Geoscience aware text sentiment algorithm improves on out-of-the-box specific sentiment tools like IBM Watson, Google, Microsoft and Amazon by over 30% for geoscience sentiment in text.

Presented early research findings today at the Janet Watson ‘Big Data in the Geosciences’ conference at the Geological Society of London.

Google opened proceedings with a talk on Satellite Imagery and the Earth Engine, subsequent talks ranged from using Twitter for early warnings of Earthquakes, Virtual Reality and Digital Analogues through to applying deep learning to detect volcano deformation. Some fascinating insights.

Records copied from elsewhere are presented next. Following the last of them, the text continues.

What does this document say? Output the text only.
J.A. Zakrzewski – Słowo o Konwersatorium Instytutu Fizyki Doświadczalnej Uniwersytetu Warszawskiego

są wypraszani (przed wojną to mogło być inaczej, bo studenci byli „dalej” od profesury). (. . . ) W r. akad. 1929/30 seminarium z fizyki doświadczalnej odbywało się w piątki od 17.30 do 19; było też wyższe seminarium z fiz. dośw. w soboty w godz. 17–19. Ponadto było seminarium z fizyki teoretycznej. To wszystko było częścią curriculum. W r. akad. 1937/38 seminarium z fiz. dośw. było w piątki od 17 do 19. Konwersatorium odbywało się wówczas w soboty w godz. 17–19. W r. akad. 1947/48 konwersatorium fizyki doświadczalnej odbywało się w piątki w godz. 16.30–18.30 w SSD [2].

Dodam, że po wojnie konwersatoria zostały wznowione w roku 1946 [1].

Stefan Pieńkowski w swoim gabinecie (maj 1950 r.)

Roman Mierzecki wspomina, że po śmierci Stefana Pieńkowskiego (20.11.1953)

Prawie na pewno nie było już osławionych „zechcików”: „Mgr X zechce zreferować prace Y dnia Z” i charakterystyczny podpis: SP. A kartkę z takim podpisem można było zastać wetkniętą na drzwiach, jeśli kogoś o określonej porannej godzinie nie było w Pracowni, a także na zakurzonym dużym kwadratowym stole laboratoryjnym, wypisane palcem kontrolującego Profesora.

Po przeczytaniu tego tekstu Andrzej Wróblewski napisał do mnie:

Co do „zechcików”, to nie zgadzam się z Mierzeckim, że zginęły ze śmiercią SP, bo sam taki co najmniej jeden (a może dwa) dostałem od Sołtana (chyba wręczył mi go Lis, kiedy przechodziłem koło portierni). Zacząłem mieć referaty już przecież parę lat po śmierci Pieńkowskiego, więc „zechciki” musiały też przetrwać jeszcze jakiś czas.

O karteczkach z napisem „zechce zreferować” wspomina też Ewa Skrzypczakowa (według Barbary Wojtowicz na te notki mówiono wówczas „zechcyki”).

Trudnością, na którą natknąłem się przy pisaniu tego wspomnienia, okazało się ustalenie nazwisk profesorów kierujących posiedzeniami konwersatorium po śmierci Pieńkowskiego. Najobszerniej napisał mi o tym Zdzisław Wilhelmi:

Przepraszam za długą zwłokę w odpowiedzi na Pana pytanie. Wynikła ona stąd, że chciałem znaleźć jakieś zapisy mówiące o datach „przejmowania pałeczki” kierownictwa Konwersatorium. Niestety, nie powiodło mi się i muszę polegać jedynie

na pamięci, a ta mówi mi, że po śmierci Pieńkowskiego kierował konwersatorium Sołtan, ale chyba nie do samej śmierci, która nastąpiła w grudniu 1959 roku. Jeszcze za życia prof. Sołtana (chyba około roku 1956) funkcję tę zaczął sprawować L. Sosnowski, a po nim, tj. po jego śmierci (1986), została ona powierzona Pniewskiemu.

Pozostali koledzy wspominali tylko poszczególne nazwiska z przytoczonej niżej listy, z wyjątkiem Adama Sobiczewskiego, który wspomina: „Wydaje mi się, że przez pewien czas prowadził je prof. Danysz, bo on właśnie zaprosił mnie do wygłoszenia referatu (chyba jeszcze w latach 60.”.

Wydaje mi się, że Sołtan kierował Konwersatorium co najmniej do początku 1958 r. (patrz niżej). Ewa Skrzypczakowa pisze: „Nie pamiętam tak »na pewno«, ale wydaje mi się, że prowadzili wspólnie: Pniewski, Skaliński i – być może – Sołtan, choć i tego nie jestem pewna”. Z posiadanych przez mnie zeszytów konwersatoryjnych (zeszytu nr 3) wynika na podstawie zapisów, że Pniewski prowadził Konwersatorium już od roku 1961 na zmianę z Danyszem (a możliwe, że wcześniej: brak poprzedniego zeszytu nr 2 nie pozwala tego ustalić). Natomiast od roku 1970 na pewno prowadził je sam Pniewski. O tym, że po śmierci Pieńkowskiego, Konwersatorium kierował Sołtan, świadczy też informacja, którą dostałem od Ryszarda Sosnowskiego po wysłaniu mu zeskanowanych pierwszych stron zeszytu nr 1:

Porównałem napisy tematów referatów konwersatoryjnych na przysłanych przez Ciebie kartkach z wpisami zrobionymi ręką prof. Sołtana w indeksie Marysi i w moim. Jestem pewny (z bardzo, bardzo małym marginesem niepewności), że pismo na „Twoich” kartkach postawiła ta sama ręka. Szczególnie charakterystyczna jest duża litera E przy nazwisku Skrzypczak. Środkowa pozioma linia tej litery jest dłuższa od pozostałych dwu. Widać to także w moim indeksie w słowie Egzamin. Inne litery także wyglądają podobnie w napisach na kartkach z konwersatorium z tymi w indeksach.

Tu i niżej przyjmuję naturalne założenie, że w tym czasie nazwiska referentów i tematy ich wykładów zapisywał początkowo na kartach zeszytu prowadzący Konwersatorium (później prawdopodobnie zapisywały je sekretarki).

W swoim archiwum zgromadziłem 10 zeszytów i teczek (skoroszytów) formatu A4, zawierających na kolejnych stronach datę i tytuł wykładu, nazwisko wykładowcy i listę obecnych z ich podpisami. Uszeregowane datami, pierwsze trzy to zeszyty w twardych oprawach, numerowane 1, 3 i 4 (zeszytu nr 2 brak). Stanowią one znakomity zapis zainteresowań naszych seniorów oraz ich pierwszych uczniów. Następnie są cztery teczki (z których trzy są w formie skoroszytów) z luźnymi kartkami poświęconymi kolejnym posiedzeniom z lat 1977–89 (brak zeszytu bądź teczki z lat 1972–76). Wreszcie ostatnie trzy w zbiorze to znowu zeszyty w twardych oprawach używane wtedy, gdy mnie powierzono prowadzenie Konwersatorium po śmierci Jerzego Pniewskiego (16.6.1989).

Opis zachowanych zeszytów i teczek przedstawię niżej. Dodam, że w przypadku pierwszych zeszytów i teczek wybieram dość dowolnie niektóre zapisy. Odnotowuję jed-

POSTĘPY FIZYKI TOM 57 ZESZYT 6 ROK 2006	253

My latest research addressed sentiment/tone, the context, around mentions of petroleum system elements (such as source rock, migration, reservoir and trapping) in literature, company reports and presentations. The hypothesis is that stacked somewhat independent opinion/tone in text, the averages, the outliers, the contradictions –may potentially show geoscientists what they don’t know and challenge what they think they do know.

The research question was to assess whether a geoscience-aware algorithm could improve on existing API’s/algorithms in use for sentiment analysis and how useful resulting visualization might be.

Using a held-back set of 750 labelled examples to test, the Geoscience Aware text sentiment analyZER (GAZER) algorithm achieved 90.4% accuracy for two classes (positive and negative) and 84.26% accuracy for 3 classes (positive, negative and neutral sentiment). This compared favourably with generic paragraph Vector and Naïve Bayes out-of-the-box generic approaches. It also compares favourably to the out-of-the-box sentiment Cloud API’s from IBM Watson, Microsoft, Amazon and Google that averaged approximately 50% accuracy for the 3 classes.

This supports findings in in other areas showing the need for customization for sentiment in domain areas and the criticality of specific training data for the work task in hand. The findings also support existing literature that suggested generative probabilistic machine learning algorithms may perform better than discriminatory ones when trying to classify snippets of information such as sentences and bullets in PowerPoint presentations.

Early evidence suggested resulting visualizations such as streamgraphs of the sentiment data could be used to challenge individual biases and organizational dogma, potentially generating new knowledge – presenting an area for further research.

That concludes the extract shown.